Peter Gerhardt lässt in seiner Doku jedoch nicht nur die Opfer zu Wort kommen, sondern nähert sich ebenso den Tätern und jenen gesellschaftlichen Strömungen und Protagonisten, die diesen Hass befördern und befeuern ­–in osteuropäischen Staaten wie Litauen und Ungarn wie auch in vermeintlich aufgeklärt-liberalen Ländern.

In Frankreich etwa konnten Politiker der konservativen Oppositionspartei UMP, der rechtsextremen Partei Front National und Vertreter der katholische Kirche über 150.000 Menschen zu einer Massendemonstration gegen die Gleichberechtigung von Homosexuellen mobilsieren.

In Deutschland finden homophobe Publizisten und Journalisten breite Zustimmung. Hassschriften wie „Deutschland von Sinnen“ von Akif Pirincci, in der der ehemalige Krimiautor vor einer „Verschwulung“ der Gesellschaft warnt und gegen Homosexuelle hetzt, werden zu Bestsellern.

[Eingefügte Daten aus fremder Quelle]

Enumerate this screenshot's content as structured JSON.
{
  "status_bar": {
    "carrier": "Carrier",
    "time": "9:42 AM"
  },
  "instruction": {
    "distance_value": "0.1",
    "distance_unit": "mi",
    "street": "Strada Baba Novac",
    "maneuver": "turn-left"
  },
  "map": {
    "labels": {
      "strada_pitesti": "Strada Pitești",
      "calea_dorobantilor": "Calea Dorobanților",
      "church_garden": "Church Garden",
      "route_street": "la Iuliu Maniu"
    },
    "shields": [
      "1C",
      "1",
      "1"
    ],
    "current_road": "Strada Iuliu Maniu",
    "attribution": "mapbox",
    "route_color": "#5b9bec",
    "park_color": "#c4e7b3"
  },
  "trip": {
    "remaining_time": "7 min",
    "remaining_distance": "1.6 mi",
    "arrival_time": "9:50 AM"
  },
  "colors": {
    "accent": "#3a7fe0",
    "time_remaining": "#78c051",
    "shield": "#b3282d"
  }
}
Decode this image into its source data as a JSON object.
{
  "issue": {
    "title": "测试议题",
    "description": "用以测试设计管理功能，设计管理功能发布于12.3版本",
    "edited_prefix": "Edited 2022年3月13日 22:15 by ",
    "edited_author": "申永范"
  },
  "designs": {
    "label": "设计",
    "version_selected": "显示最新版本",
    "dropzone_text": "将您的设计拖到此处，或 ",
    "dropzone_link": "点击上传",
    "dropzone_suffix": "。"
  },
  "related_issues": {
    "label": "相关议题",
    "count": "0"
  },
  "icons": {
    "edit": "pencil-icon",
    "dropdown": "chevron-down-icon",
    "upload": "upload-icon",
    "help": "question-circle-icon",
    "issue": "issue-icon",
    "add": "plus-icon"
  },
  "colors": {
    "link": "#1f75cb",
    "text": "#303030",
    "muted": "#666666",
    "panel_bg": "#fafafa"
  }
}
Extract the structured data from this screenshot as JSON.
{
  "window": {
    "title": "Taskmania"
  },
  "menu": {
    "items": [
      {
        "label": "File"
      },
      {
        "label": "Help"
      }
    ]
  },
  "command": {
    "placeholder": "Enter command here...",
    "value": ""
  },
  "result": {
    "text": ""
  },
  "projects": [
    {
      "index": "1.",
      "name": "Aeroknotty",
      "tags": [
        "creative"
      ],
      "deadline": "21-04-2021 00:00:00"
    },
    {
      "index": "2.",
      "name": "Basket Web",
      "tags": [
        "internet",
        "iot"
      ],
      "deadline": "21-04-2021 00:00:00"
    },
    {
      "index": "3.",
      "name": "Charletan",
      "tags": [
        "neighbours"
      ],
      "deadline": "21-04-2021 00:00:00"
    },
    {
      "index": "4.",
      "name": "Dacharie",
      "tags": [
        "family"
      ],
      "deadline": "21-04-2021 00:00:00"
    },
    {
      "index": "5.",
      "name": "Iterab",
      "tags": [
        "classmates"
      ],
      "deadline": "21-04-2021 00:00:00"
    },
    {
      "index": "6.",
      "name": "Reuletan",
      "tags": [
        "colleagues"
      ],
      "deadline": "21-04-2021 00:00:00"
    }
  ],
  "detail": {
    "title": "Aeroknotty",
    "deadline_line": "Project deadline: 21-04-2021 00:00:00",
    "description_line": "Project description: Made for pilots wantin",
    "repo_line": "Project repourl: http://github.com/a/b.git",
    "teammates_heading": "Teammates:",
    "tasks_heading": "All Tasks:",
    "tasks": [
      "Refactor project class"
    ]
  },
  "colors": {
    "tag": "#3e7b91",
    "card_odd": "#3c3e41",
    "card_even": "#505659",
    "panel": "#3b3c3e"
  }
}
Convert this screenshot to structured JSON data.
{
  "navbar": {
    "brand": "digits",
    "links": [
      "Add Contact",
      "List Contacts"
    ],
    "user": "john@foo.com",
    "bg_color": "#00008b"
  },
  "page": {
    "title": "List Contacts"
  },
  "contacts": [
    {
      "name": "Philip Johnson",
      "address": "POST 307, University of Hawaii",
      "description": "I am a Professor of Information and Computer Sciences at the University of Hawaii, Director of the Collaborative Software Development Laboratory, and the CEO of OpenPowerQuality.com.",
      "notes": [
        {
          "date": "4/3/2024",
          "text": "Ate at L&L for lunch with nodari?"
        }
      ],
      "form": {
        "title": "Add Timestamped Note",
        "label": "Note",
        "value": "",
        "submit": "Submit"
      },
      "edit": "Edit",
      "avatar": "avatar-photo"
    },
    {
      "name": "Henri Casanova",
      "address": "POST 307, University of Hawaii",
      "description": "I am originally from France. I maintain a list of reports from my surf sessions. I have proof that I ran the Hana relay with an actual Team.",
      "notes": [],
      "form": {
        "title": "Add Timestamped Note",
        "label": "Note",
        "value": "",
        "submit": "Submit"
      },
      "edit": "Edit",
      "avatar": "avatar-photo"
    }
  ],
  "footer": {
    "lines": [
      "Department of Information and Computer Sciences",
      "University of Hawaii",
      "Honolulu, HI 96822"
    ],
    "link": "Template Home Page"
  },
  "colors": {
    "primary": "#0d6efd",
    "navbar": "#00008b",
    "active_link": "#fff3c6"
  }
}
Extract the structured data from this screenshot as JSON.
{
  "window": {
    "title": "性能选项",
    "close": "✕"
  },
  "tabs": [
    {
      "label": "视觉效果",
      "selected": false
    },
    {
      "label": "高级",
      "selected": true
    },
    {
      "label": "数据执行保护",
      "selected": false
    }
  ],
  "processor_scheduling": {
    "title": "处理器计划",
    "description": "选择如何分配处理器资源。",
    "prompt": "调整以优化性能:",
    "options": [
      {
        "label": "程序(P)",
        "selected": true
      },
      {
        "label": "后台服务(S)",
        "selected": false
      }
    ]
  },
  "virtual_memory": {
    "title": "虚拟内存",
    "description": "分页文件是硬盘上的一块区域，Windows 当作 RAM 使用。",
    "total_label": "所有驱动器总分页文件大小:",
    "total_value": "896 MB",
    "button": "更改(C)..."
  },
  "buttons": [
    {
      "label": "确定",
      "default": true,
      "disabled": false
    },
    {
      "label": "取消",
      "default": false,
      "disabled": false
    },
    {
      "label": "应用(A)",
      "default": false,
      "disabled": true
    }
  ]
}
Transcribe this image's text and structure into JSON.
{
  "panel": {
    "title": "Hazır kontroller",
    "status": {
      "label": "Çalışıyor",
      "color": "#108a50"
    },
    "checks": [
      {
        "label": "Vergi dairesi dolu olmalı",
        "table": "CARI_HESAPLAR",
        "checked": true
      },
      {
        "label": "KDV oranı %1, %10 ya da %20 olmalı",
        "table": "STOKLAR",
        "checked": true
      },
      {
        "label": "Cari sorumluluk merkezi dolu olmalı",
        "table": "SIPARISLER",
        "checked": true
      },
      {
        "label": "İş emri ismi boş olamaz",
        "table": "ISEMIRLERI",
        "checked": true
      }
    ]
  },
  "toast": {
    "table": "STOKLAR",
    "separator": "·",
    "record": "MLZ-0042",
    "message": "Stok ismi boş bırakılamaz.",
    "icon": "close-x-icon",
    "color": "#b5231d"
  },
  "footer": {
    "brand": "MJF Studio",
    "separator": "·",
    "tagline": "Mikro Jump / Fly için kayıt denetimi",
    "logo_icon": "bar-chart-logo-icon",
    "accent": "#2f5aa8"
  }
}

„Du sollst nicht schwul sein“

Wie homosexuellenfeindlich verschiedene Glaubensgemeinschaften agieren, welchen Druck sie auf schwule und lesbische Gemeindemitglieder ausüben, welche Folgen die Ablehnung ihrer Sexualität für homosexuelle Gläubige hat – diesen Fragen geht die nicht minder sehenswerte Dokumentation „Du sollst nicht schwul sein“ nach.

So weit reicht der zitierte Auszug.